Entre tradição e modernidade
Musicalmente, BAGUM navega entre territórios aparentemente distantes com uma naturalidade desconcertante. O funk carioca encontra-se com o afrobeat, a música electrónica abraça o novo jazz, e tudo isso sem perder o fio condutor que é, claramente, brasileiro. As referências aos Azymuth, BADBADNOTGOOD e Khruangbin são evidentes.
“Coração; Batalha; Celebração” funciona tanto como manifesto quanto como celebração. O título não é casual e resume bem os nove anos de trajetória do grupo, com todas as vitórias e derrotas que isso implica. Há aqui uma honestidade emocional que transcende o facto de ser um trabalho maioritariamente instrumental. As melodias carregam narrativas próprias, os grooves contam histórias, os silêncios falam.
A produção visual de Alice Paste merece destaque à parte. A artista baiana, atualmente residente em São Paulo, criou uma identidade gráfica que dialoga perfeitamente com a música: colorida, vibrante, mas sem exageros. O trabalho complementa-se com o apoio do Selo Portal, dos já mencionados irmãos Bori, garantindo uma distribuição que chegue aos ouvidos certos.

Uma trajetória consolidada
O concerto de lançamento, marcado para 4 de outubro no Sesc Pelourinho, promete ser mais do que uma simples apresentação. Com VANDAL, Livia Nery e Fiteck como convidados, a noite deve funcionar como uma celebração coletiva da cena alternativa baiana. A oficina de produção musical que Gabriel e Pedro Leonelli vão facultar nos dias seguintes (8 e 9 de outubro) revela outra faceta interessante do projeto: a vontade de partilhar conhecimento e estimular novos talentos.

BAGUM não surgiu do nada. Desde 2016 que vêm construindo uma reputação sólida, com cinco EPs no currículo e participações em festivais relevantes como o No Ar Coquetel Molotov, Radioca e Zona Mundi. As colaborações com nomes como Letieres Leite e Curumin mostraram já a versatilidade do grupo, enquanto a presença no Afropunk Bahia 2023 consolidou o reconhecimento da crítica especializada.

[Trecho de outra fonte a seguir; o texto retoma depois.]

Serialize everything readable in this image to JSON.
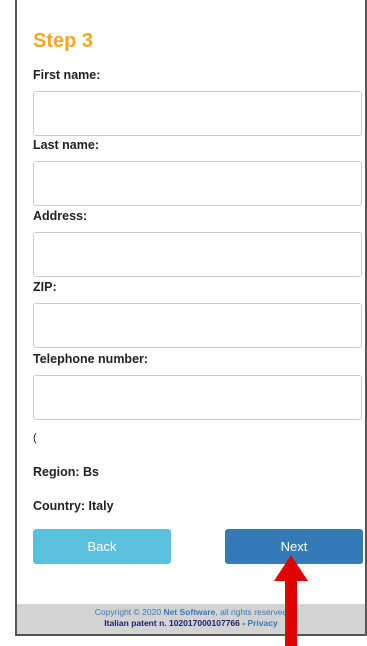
{
  "step_title": "Step 3",
  "form": {
    "first_name_label": "First name:",
    "last_name_label": "Last name:",
    "address_label": "Address:",
    "zip_label": "ZIP:",
    "telephone_label": "Telephone number:",
    "first_name_value": "",
    "last_name_value": "",
    "address_value": "",
    "zip_value": "",
    "telephone_value": "",
    "cut_off_text": "("
  },
  "info": {
    "region": "Region: Bs",
    "country": "Country: Italy"
  },
  "buttons": {
    "back_label": "Back",
    "next_label": "Next"
  },
  "footer": {
    "copyright_prefix": "Copyright © 2020",
    "company": "Net Software",
    "rights": ", all rights reserved",
    "patent": "Italian patent n. 102017000107766 - ",
    "privacy": "Privacy"
  },
  "colors": {
    "title": "#f5a623",
    "back_button": "#5bc0de",
    "next_button": "#337ab7",
    "footer_bg": "#d3d3d3",
    "annotation_arrow": "#e00000"
  }
}
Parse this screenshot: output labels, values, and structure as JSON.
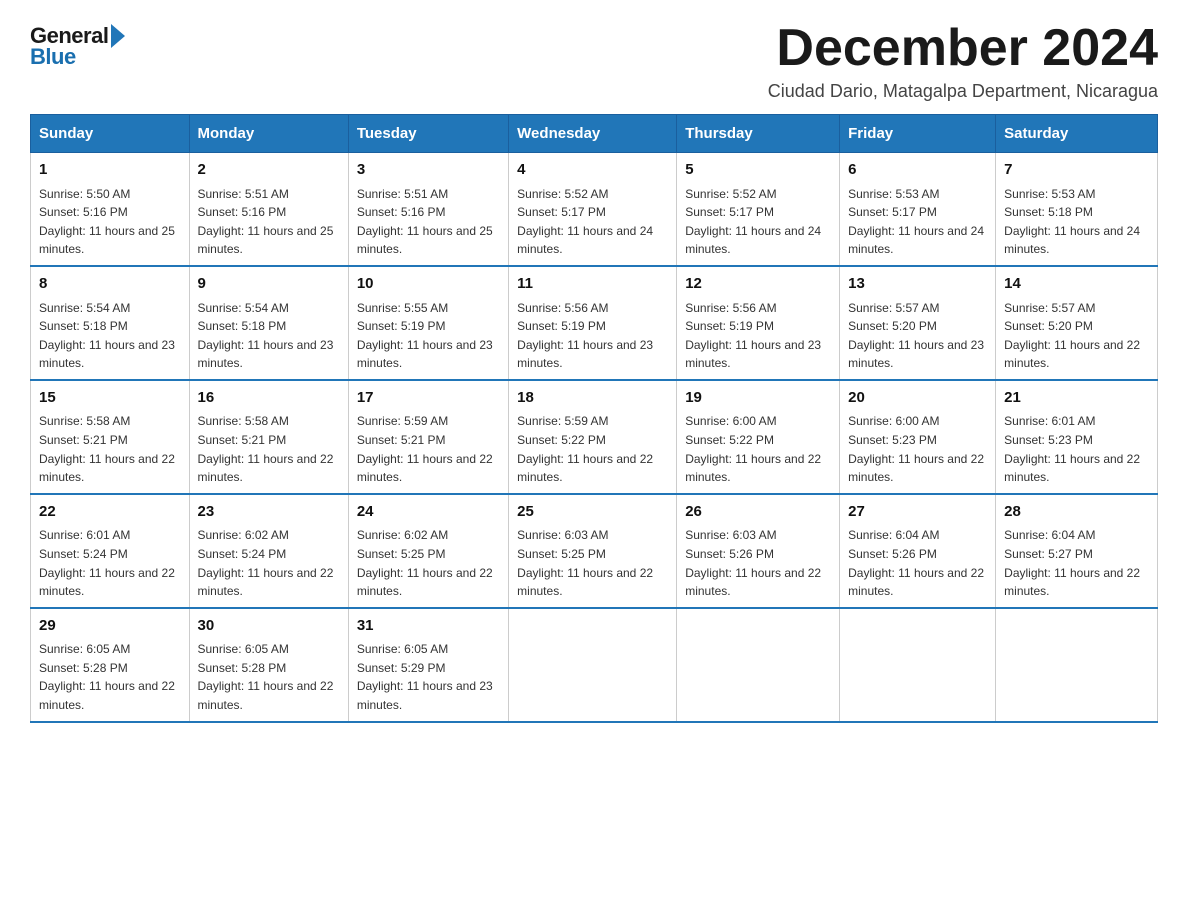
{
  "logo": {
    "line1": "General",
    "line2": "Blue",
    "arrow": "▶"
  },
  "title": "December 2024",
  "subtitle": "Ciudad Dario, Matagalpa Department, Nicaragua",
  "days_of_week": [
    "Sunday",
    "Monday",
    "Tuesday",
    "Wednesday",
    "Thursday",
    "Friday",
    "Saturday"
  ],
  "weeks": [
    [
      {
        "day": 1,
        "sunrise": "5:50 AM",
        "sunset": "5:16 PM",
        "daylight": "11 hours and 25 minutes."
      },
      {
        "day": 2,
        "sunrise": "5:51 AM",
        "sunset": "5:16 PM",
        "daylight": "11 hours and 25 minutes."
      },
      {
        "day": 3,
        "sunrise": "5:51 AM",
        "sunset": "5:16 PM",
        "daylight": "11 hours and 25 minutes."
      },
      {
        "day": 4,
        "sunrise": "5:52 AM",
        "sunset": "5:17 PM",
        "daylight": "11 hours and 24 minutes."
      },
      {
        "day": 5,
        "sunrise": "5:52 AM",
        "sunset": "5:17 PM",
        "daylight": "11 hours and 24 minutes."
      },
      {
        "day": 6,
        "sunrise": "5:53 AM",
        "sunset": "5:17 PM",
        "daylight": "11 hours and 24 minutes."
      },
      {
        "day": 7,
        "sunrise": "5:53 AM",
        "sunset": "5:18 PM",
        "daylight": "11 hours and 24 minutes."
      }
    ],
    [
      {
        "day": 8,
        "sunrise": "5:54 AM",
        "sunset": "5:18 PM",
        "daylight": "11 hours and 23 minutes."
      },
      {
        "day": 9,
        "sunrise": "5:54 AM",
        "sunset": "5:18 PM",
        "daylight": "11 hours and 23 minutes."
      },
      {
        "day": 10,
        "sunrise": "5:55 AM",
        "sunset": "5:19 PM",
        "daylight": "11 hours and 23 minutes."
      },
      {
        "day": 11,
        "sunrise": "5:56 AM",
        "sunset": "5:19 PM",
        "daylight": "11 hours and 23 minutes."
      },
      {
        "day": 12,
        "sunrise": "5:56 AM",
        "sunset": "5:19 PM",
        "daylight": "11 hours and 23 minutes."
      },
      {
        "day": 13,
        "sunrise": "5:57 AM",
        "sunset": "5:20 PM",
        "daylight": "11 hours and 23 minutes."
      },
      {
        "day": 14,
        "sunrise": "5:57 AM",
        "sunset": "5:20 PM",
        "daylight": "11 hours and 22 minutes."
      }
    ],
    [
      {
        "day": 15,
        "sunrise": "5:58 AM",
        "sunset": "5:21 PM",
        "daylight": "11 hours and 22 minutes."
      },
      {
        "day": 16,
        "sunrise": "5:58 AM",
        "sunset": "5:21 PM",
        "daylight": "11 hours and 22 minutes."
      },
      {
        "day": 17,
        "sunrise": "5:59 AM",
        "sunset": "5:21 PM",
        "daylight": "11 hours and 22 minutes."
      },
      {
        "day": 18,
        "sunrise": "5:59 AM",
        "sunset": "5:22 PM",
        "daylight": "11 hours and 22 minutes."
      },
      {
        "day": 19,
        "sunrise": "6:00 AM",
        "sunset": "5:22 PM",
        "daylight": "11 hours and 22 minutes."
      },
      {
        "day": 20,
        "sunrise": "6:00 AM",
        "sunset": "5:23 PM",
        "daylight": "11 hours and 22 minutes."
      },
      {
        "day": 21,
        "sunrise": "6:01 AM",
        "sunset": "5:23 PM",
        "daylight": "11 hours and 22 minutes."
      }
    ],
    [
      {
        "day": 22,
        "sunrise": "6:01 AM",
        "sunset": "5:24 PM",
        "daylight": "11 hours and 22 minutes."
      },
      {
        "day": 23,
        "sunrise": "6:02 AM",
        "sunset": "5:24 PM",
        "daylight": "11 hours and 22 minutes."
      },
      {
        "day": 24,
        "sunrise": "6:02 AM",
        "sunset": "5:25 PM",
        "daylight": "11 hours and 22 minutes."
      },
      {
        "day": 25,
        "sunrise": "6:03 AM",
        "sunset": "5:25 PM",
        "daylight": "11 hours and 22 minutes."
      },
      {
        "day": 26,
        "sunrise": "6:03 AM",
        "sunset": "5:26 PM",
        "daylight": "11 hours and 22 minutes."
      },
      {
        "day": 27,
        "sunrise": "6:04 AM",
        "sunset": "5:26 PM",
        "daylight": "11 hours and 22 minutes."
      },
      {
        "day": 28,
        "sunrise": "6:04 AM",
        "sunset": "5:27 PM",
        "daylight": "11 hours and 22 minutes."
      }
    ],
    [
      {
        "day": 29,
        "sunrise": "6:05 AM",
        "sunset": "5:28 PM",
        "daylight": "11 hours and 22 minutes."
      },
      {
        "day": 30,
        "sunrise": "6:05 AM",
        "sunset": "5:28 PM",
        "daylight": "11 hours and 22 minutes."
      },
      {
        "day": 31,
        "sunrise": "6:05 AM",
        "sunset": "5:29 PM",
        "daylight": "11 hours and 23 minutes."
      },
      null,
      null,
      null,
      null
    ]
  ]
}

“Coração; Batalha; Celebração” chega num momento em que a música instrumental brasileira precisa de novas vozes e BAGUM conseguiu encontrar o seu lugar nesse panorama sem seguir fórmulas pré-definidas, criando algo genuinamente seu. O álbum funciona como uma ponte entre gerações e géneros, provando que ainda há muito território por explorar na intersecção entre tradição e modernidade.

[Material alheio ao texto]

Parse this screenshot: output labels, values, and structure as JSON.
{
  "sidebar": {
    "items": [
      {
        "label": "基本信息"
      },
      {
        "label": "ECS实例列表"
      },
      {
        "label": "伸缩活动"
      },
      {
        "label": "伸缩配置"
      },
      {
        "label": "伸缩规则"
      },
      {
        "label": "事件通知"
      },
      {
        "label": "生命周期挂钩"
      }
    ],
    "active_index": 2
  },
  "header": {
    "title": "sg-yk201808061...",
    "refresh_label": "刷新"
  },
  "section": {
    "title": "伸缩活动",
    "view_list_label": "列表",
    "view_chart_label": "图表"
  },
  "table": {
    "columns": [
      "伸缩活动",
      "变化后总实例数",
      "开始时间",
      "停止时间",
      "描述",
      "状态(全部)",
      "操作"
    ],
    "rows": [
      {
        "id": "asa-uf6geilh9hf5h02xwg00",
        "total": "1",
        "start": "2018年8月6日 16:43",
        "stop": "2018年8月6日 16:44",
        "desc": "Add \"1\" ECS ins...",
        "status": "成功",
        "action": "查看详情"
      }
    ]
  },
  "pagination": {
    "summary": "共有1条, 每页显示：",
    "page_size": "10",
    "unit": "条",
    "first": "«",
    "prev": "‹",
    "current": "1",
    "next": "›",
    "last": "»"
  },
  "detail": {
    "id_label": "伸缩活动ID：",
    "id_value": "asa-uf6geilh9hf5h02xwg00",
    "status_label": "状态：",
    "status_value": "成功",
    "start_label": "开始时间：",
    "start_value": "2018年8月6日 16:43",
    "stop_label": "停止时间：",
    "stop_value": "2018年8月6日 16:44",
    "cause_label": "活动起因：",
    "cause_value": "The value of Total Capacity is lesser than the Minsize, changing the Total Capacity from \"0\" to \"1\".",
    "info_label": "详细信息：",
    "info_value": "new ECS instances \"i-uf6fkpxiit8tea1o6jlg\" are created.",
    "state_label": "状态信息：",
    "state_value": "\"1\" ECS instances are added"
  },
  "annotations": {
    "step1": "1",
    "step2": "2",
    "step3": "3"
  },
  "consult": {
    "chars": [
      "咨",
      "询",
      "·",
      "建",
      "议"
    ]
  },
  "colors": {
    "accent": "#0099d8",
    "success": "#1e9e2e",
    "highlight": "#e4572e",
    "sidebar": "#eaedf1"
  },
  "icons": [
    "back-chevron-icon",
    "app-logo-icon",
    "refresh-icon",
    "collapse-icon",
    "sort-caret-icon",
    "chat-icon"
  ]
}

Num tempo em que tantos artistas se perdem em revivalismos vazios ou experimentalismos estéreis, BAGUM encontrou o equilíbrio certo, e com pano para mangas e futura evolução. “Coração; Batalha; Celebração” não é apenas um bom disco instrumental, é também uma declaração de independência criativa que merece ser ouvida com atenção.